Obviously, there is more to project management than just drawing PERT charts. The typical project manager is involved in hiring and firing, in negotiating, motivating, communicating with, and cajoling programmers, systems analysts, users, and higher levels of management. But without modeling tools of the nature described in this chapter, it is almost impossible for the project manager to keep track of the activities, costs, and resources involved.

REFERENCES

  1. Philip Metzger, Managing a Programming Project, 2nd ed. Englewood Cliffs, N.J.: Prentice-Hall, 1983.
  2. Tom Gildersleeve, Successful Data Processing Systems Analysis, 2nd ed. Englewood Cliffs, N.J.: Prentice-Hall, 1985.
  3. Marvin Gore and John Stubbe, Elements of Systems Analysis, 3rd ed. Dubuque, Iowa: William C. Brown, 1983.

QUESTIONS AND EXERCISES

  1. Give three reasons why project managers need models associated with a systems development project.
  2. What is PERT an acronym for?
  3. Give a brief definition of a PERT chart.
  4. What is a critical path in a PERT chart? Why is it important?
  5. What information does a PERT chart not show about a project?
  6. Give a brief definition of a Gantt chart.
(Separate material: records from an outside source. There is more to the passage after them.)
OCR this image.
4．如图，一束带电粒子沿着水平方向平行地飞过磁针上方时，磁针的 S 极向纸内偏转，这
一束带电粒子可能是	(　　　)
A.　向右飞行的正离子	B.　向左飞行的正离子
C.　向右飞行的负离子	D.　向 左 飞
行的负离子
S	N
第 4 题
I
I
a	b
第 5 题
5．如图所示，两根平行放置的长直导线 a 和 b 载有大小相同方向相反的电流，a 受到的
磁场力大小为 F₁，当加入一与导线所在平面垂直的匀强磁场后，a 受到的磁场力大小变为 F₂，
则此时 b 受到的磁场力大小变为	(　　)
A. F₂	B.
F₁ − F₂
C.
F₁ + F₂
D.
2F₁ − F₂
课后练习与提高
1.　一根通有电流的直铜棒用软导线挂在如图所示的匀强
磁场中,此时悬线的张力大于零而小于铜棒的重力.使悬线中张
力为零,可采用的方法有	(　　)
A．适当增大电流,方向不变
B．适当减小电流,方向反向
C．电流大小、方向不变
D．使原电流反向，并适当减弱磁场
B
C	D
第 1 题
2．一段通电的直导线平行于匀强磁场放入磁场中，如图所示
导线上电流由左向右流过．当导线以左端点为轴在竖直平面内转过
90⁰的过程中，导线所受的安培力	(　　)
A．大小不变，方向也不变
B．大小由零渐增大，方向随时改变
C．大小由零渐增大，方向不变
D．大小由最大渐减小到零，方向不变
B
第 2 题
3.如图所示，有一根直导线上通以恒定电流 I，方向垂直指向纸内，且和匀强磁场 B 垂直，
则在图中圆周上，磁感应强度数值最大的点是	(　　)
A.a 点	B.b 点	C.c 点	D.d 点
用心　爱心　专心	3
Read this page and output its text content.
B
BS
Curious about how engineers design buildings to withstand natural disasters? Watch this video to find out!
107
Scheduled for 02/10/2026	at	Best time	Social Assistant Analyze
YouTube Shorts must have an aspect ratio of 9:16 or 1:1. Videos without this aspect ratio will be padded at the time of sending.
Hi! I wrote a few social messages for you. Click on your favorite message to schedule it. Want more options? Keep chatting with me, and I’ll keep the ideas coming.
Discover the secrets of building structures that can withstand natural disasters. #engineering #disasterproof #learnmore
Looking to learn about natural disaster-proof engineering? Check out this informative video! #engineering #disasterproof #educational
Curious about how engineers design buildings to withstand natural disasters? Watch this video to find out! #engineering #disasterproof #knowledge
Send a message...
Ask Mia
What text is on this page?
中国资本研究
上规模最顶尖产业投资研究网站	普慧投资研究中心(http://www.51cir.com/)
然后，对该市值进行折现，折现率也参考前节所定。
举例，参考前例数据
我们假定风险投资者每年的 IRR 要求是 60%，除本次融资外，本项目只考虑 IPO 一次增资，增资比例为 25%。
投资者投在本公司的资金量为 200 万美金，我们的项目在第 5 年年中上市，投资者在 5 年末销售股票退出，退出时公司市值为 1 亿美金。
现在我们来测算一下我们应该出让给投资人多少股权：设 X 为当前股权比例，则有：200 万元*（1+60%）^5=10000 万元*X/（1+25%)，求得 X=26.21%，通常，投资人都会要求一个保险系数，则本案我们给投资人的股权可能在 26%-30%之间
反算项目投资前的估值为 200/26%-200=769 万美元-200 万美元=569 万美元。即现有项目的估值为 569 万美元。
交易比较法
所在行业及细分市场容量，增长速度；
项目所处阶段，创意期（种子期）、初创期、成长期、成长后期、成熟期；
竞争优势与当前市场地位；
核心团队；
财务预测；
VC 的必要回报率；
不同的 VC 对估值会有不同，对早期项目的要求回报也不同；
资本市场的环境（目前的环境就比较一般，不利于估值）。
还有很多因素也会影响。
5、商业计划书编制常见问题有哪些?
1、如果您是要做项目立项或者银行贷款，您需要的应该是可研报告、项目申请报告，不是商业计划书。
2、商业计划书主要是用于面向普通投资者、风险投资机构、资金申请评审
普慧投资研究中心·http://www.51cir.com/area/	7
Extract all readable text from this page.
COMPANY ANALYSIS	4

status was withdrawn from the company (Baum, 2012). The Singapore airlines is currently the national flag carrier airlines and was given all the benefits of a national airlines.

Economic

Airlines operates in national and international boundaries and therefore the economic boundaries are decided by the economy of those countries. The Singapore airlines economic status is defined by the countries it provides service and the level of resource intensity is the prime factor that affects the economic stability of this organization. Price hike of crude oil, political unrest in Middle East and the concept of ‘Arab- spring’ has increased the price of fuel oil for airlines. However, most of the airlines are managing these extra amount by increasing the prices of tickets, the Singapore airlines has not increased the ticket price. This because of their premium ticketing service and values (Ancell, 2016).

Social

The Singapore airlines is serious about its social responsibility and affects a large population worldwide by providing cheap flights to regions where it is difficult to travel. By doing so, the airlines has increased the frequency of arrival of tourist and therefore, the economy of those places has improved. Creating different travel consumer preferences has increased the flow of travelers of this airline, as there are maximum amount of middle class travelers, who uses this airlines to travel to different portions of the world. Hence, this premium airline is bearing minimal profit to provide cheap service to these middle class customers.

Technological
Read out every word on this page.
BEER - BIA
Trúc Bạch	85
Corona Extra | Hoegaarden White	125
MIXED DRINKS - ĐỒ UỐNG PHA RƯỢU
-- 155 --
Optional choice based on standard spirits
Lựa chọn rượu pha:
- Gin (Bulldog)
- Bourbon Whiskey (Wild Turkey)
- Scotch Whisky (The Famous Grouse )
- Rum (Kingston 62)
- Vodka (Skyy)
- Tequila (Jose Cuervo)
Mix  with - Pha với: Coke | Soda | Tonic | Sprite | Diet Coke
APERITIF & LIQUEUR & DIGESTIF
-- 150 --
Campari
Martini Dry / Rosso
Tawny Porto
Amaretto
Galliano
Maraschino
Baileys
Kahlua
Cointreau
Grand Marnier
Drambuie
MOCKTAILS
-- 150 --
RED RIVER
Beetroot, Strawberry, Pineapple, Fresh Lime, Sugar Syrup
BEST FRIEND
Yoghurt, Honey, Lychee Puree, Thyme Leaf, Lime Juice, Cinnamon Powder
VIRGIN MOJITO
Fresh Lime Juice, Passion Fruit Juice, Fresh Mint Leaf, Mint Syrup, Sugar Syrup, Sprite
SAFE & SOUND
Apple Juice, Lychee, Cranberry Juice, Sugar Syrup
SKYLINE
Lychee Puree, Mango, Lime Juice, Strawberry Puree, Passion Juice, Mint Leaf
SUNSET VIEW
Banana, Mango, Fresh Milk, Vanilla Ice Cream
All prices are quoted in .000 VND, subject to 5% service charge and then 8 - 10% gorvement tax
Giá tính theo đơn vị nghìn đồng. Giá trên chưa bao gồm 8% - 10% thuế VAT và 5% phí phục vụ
What is a synonym for a Gantt chart?
  7. What information does a Gantt chart show that a PERT chart does not?
  8. Give a brief definition of a resource listing?
  9. What is the relationship between PERT charts, Gantt charts, and DFD models of a system?
  10. Why is it useful to have automated tools for producing PERT charts and Gantt charts?

FOOTNOTES

  1. [1] Sometimes it is just the opposite. As IBM consultant George Mealy has said of some projects, “The structure of the system is isomorphic to the structure of the organization that builds it.”
  2. [2] We have not indicated here exactly how the project manager determines the duration of each task. In the simple case, he may be able to estimate it himself, or he may ask the people doing the work to perform their own estimates. If the task is large or complex, it will generally be broken into smaller subactivities. Formulas for estimating the time and resources for programming and the like are given in Appendix B.
  3. [3] In most projects, the resources that we are most interested in managing are people; but a resource might also be a machine, a conference room, or anything else that is (1) needed by the project at one time or another, and (2) in sufficiently scarce supply that it must be managed.
  4. [4] The diagrams shown in this chapter were created using MacProject on the Apple Macintosh computer. There is a somewhat larger selection of project management packages available for the Intel/Windows PC environment.